Время катилось вперед, пеструшки поднимались вверх, и Дракон их глотал без устали, как бездна. Этому, казалось, не будет конца. Тогда Юн Черный выпрямился и сделал шаг вперед по направлению к Дракону.

— Слушай, бог, — сказал он громко, обращая лицо свое к лицу чудовища.

Рек шевельнулся и будто прислушался. Или, быть может, он, наконец, ощутил сытость в своей огромной утробе.

— Там есть маленький мальчик, — сказал Юн и указал головой в сторону стойбища. — Ты хочешь взять его в жертву. На что он тебе?

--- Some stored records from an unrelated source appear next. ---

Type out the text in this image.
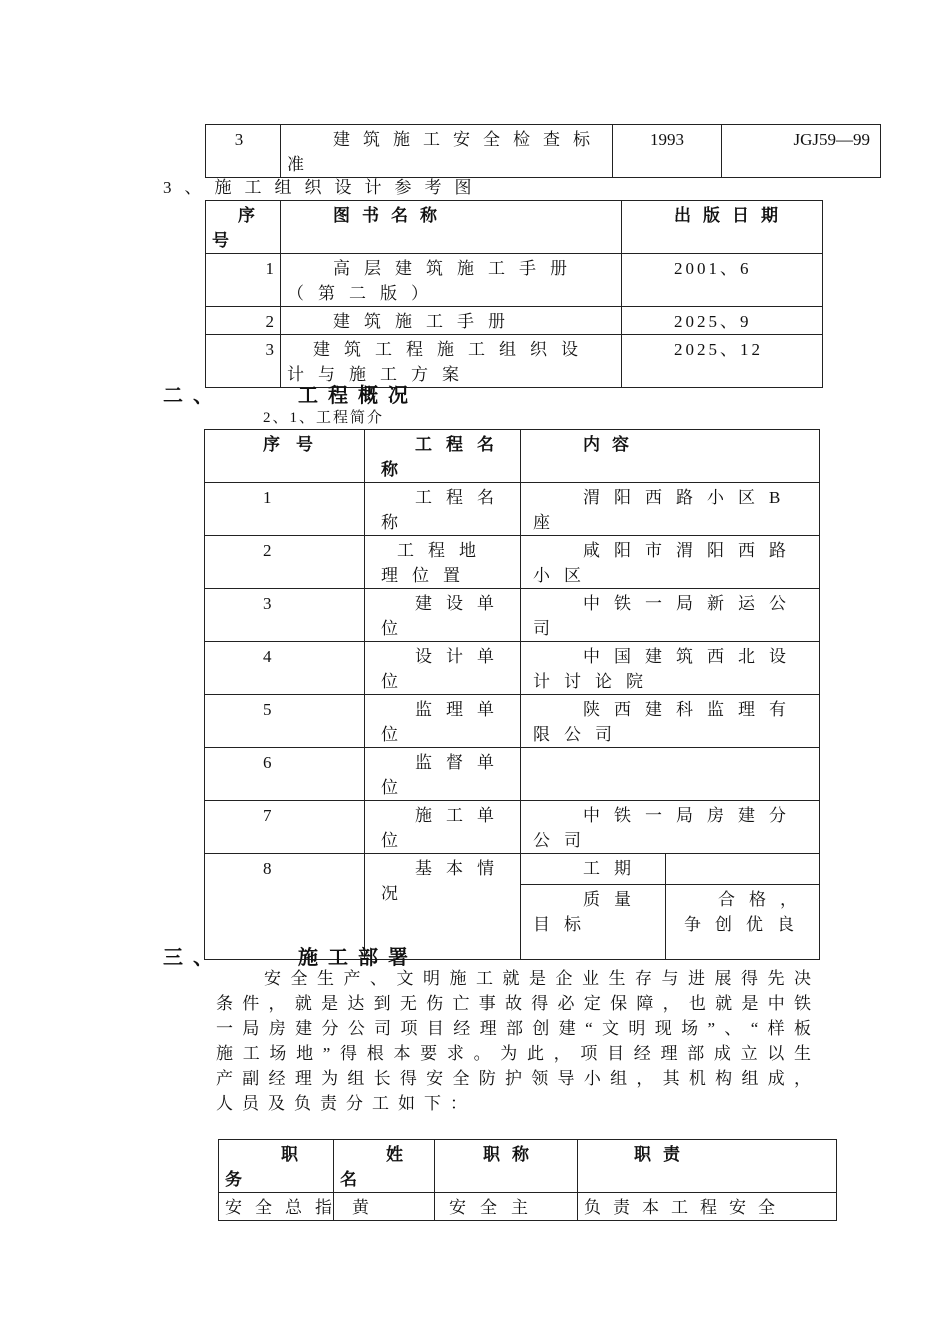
3	建筑施工安全检查标准	1993	JGJ59—99
3、施工组织设计参考图
序号	图书名称	出版日期
1	高层建筑施工手册（第二版）	2001、6
2	建筑施工手册	2025、9
3	建筑工程施工组织设计与施工方案	2025、12
二、	工程概况
2、1、工程简介
序号	工程名称	内容	
1	工程名称	渭阳西路小区B座	
2	工程地理位置	咸阳市渭阳西路小区	
3	建设单位	中铁一局新运公司	
4	设计单位	中国建筑西北设计讨论院	
5	监理单位	陕西建科监理有限公司	
6	监督单位		
7	施工单位	中铁一局房建分公司	
8	基本情况	工期	
		质量目标	合格，争创优良
三、	施工部署
安全生产、文明施工就是企业生存与进展得先决条件，就是达到无伤亡事故得必定保障，也就是中铁一局房建分公司项目经理部创建“文明现场”、“样板施工场地”得根本要求。为此，项目经理部成立以生产副经理为组长得安全防护领导小组，其机构组成，人员及负责分工如下：
职务	姓名	职称	职责
安全总指	黄	安全主	负责本工程安全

Возьми другого.

Дракон молчал.

— Десять возьми, — предлагал Юн, — двадцать возьми.

Дракон не шевелился.

— Даю тебе живую часть моего тела! — крикнул Юн. Он выхватил топор, опустился на одно колено, положил левую руку на камень и с размаху ударил топором по мизинцу. Кость хрустнула, и палец повис у нижнего сустава на сплющенных волокнах. Юн вынул нож и быстро перерезал расплющенные ткани. Потом правой рукой бросил палец по направлению к Дракону.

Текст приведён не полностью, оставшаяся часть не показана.